Mi resterà il ricordo di una recitazione misurata, di una irripetibile interpretazione dei “Sei personaggi in cerca d’autore” di Pirandello, del sodalizio artistico con Romolo Valli e Giorgio de Lullo nella “Compagnia dei giovani” che tanto ha donato al teatro di prosa italiano.

Dopo Anna Proclemer, scomparsa qualche giorno fa, se ne va un’altra grande signora del palcoscenico.

Amici degli animali.

Non sono una animalista, sono onnivora, anche se non mangio volentieri la carne (ma si tratta solo di una questione di gusto), non indosso pellicce perchè alle nostre latitudini le considero abbastanza superflue, non mi piace la vivisezione, ma ritengo che, in certi casi e a determinate condizioni, la sperimentazione dei farmaci sugli animali sia legittima e necessaria (senza sperimentazione sugli animali non avremmo neanche scoperto il fattore Rh).

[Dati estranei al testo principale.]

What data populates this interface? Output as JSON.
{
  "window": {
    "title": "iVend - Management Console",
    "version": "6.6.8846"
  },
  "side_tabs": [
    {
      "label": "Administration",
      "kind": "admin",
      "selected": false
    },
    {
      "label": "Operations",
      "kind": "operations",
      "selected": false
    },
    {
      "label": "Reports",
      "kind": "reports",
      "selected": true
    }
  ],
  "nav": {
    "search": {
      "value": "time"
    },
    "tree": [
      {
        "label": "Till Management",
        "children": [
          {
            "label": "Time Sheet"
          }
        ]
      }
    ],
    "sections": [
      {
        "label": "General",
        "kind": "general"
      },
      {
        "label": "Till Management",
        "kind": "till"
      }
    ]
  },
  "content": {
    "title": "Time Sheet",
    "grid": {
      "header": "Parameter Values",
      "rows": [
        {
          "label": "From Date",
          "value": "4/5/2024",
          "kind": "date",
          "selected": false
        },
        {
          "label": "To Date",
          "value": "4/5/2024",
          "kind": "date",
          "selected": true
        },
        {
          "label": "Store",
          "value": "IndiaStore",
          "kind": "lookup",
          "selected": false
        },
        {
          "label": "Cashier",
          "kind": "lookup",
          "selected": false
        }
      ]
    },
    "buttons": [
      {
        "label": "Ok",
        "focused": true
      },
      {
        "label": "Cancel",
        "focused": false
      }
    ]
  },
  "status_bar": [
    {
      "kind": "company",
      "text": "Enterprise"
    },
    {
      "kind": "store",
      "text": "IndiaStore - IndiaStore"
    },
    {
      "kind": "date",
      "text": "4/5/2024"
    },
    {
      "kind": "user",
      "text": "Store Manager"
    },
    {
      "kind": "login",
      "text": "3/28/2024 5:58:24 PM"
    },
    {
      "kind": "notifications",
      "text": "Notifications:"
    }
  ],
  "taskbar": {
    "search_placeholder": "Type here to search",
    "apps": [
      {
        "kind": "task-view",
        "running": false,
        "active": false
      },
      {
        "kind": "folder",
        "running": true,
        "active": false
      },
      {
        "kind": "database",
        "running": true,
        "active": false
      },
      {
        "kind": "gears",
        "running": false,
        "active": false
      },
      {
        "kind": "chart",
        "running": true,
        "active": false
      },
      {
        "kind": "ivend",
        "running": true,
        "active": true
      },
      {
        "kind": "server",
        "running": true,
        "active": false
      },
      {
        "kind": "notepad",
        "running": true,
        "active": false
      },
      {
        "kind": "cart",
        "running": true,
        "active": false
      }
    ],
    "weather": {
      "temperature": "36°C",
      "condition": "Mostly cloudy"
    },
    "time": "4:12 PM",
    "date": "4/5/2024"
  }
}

Penso di avere nei confronti degli animali un atteggiamento abbastanza equilibrato, non ho un cane, perchè  amo i cani di grossa taglia e penso che in appartamento soffrirebbero, e neppure un gatto, ma non mi dà fastidio il cane del vicino anche se abbaia di notte.

Non mi piace però una nuova corrente di animalismo che ultimamente è sfociata in manifestazioni eclatanti, soprattutto nei confronti dei ricercatori, non mi piace soprattutto perchè si esprime in azioni che non ammettono il dialogo e il confronto, ma si limitano alla condanna della ricerca sugli animali senza approfondirne le modalità.

Mi sembra un eccesso e gli eccessi non portano quasi mai a nulla di buono.

Vorrei fare un esempio di ciò che considero un eccesso: qualche giorno fa, in un forum di un sito animalista, leggevo una domanda di una utente che si chiedeva come liberare la figlia dai pidocchi senza uccidere i simpatici animaletti.

Ammesso che l’episodio non sia una delle tante bufale che girano in rete, ritengo che rifiutarsi di uccidere i parassiti sia assurdo (oltre che dannoso per la salute).

Il rispetto per gli animali è importante, ma anche un po’ di rispetto per gli esseri umani (soprattutto per coloro che dalla ricerca attendono delle risposte) non fa schifo.